Auch bei Nietzsche findet sich noch im späten 19. Jahrhundert der Begriff in seinem Werk Jenseits von Gut und Böse (1886).[5] Eine besondere Bedeutung hatte der Begriff zur Zeit des Nationalsozialismus unter KZ-Häftlingen, siehe auch Muselmann (KZ).
Beurteilung der Begriffsverwendung
1805 stellte die Oeconomische Encyclopädie von Johann Georg Krünitz fest: „Muselmann, ein Nahme, welchen sich die Anhänger Mahomed’s, oder die im gemeinen Leben sogenannten Türken selbst beylegen, und im Arabischen eigentlich Moslemim, d. i. Bekenner des Islam, oder wahren Glaubens, welchen Nahmen Mahomed seiner Lehre schon im Jahre 612 gab, bedeutet, und woraus die Europäer zu Muselmann verderbt haben.“[6]
In seiner Übersetzung der Geschichten aus Tausendundeiner Nacht (1837–1841) nutzt Gustav Weil den Begriff „Muselmann“ u. a. auch bezogen auf Salomo, betont jedoch in einer Anmerkung: „Man muß hier Muselmann nicht mit Mohammedaner verwechseln; die Araber glauben, daß alle früheren Propheten Muselmänner waren, d. h. Gott ergebene Leute, von Islam (sich ergeben).“[7]
Im Laufe des 19. Jahrhunderts wurden andere Bezeichnungen wie Moslem, Muslim und Mohammedaner gebräuchlicher.
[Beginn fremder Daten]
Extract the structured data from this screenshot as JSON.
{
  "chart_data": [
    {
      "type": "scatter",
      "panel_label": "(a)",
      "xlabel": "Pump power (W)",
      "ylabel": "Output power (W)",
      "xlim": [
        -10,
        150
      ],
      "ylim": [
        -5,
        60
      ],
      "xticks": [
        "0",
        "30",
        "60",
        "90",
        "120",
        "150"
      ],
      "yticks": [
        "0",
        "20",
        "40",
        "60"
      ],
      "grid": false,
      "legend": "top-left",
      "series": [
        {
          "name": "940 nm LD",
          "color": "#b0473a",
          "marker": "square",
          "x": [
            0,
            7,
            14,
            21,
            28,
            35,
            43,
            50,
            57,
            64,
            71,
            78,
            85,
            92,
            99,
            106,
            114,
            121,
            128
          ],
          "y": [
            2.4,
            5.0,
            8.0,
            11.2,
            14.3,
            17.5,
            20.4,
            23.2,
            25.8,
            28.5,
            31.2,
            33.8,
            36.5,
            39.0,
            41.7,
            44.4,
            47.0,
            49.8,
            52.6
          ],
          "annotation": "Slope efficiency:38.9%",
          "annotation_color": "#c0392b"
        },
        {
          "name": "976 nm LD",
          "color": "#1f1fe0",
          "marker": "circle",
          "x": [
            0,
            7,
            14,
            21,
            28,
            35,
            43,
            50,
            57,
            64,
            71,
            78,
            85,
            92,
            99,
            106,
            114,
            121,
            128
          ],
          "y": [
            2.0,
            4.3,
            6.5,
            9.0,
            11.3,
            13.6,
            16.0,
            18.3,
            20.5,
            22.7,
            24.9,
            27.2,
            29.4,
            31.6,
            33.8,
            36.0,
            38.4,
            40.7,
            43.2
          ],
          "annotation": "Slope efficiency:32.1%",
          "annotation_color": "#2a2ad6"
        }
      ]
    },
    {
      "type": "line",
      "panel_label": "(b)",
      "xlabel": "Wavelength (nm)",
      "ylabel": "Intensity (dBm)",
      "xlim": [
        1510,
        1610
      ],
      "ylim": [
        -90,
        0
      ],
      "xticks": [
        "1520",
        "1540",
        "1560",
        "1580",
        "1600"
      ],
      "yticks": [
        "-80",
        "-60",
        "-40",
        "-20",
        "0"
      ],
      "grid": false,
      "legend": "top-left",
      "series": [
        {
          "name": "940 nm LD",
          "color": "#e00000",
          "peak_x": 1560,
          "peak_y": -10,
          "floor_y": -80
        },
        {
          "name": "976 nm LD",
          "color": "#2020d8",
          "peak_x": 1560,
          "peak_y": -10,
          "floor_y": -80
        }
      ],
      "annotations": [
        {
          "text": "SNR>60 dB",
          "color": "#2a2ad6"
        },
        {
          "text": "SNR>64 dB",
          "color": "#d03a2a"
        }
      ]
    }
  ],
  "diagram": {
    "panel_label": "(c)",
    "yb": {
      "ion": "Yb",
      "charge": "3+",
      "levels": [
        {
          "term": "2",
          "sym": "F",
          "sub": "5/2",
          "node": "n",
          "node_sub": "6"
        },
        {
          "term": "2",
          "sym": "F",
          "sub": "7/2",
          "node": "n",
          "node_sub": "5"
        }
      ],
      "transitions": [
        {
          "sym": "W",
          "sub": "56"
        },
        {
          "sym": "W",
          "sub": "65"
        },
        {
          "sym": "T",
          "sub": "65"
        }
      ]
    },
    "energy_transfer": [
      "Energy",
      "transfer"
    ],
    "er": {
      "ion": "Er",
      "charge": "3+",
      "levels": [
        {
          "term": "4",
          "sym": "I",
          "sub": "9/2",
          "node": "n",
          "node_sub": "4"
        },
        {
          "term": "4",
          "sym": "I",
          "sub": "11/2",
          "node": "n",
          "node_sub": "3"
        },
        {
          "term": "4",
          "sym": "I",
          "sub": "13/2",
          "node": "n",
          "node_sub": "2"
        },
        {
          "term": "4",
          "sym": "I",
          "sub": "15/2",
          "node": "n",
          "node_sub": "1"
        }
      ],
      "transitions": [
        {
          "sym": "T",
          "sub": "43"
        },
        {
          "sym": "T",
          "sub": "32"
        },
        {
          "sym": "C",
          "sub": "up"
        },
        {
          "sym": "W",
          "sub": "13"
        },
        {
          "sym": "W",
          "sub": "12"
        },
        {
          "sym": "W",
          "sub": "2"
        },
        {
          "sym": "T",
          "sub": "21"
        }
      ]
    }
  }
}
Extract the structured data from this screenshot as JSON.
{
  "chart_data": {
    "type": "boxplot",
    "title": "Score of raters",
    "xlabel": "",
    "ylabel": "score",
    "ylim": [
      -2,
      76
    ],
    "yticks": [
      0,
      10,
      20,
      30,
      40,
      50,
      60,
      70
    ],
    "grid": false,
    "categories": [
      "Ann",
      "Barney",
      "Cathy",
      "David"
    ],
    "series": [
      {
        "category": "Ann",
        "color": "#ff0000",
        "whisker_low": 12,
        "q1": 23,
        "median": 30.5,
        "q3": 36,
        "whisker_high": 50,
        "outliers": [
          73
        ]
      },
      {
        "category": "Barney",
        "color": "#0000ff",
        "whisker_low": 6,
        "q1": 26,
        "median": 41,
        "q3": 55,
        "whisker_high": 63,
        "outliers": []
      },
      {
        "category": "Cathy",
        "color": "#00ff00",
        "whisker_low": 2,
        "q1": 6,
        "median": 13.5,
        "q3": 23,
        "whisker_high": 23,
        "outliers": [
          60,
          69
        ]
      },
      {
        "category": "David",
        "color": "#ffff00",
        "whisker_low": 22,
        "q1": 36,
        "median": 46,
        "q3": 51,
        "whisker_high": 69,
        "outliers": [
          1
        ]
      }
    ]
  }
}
Im Jahr 2009 urteilte das Amtsgericht Fürstenfeldbruck, dass die Bezeichnung Muselmann im Kontext des konkreten, zu verhandelnden Falls als Schimpfwort und Beleidigung anzusehen sei,[8] während das Amtsgericht Hagen in einem Urteil von 2015 keine rassistische Beleidigung erkannte und die Bezeichnung als bei „ruhiger und sachlicher Betrachtungsweise im Rahmen des Artikels 5 des Grundgesetzes nicht zu beanstanden“ bewertete.[9]
Literatur
Weblinks
Einzelnachweise
- Duden, Muselmann
- Gotthold Ephraim Lessing: Werke. Hg. von Kurt Wölfel. Bd. 1. Frankfurt am Main 1967. S. 503.
- Novalis, Schriften, Sechster Band, Erste Teilband, hrsg. von Hans-Joachim Mähl, begründet von Paul Kluckhohn und Richard Samuel, Stuttgart, Berlin, Köln 1998, S. 89.
- Ritter Toggenburg – Text, Inhaltsangabe, Interpretation – Schiller. In: Friedrich Schiller Archiv. 21. September 2015, abgerufen am 27. September 2019 (deutsch).
- Friedrich Nietzsche - Chronik & Jenseits von Gut und Böse - Glanz und Elend Magazin für Literatur und Zeitkritik. Abgerufen am 27. September 2019.
- Johann Georg Krünitz u. a. (Hrsg.): Oeconomische Encyclopädie. Band 98. Berlin 1805, Sp. 449.
- 1001 Nacht. Vollständige Ausgabe mit über 700 Illustrationen. Übersetzt von Gustav Weil. Band I, Hamburg 2013, S. 480.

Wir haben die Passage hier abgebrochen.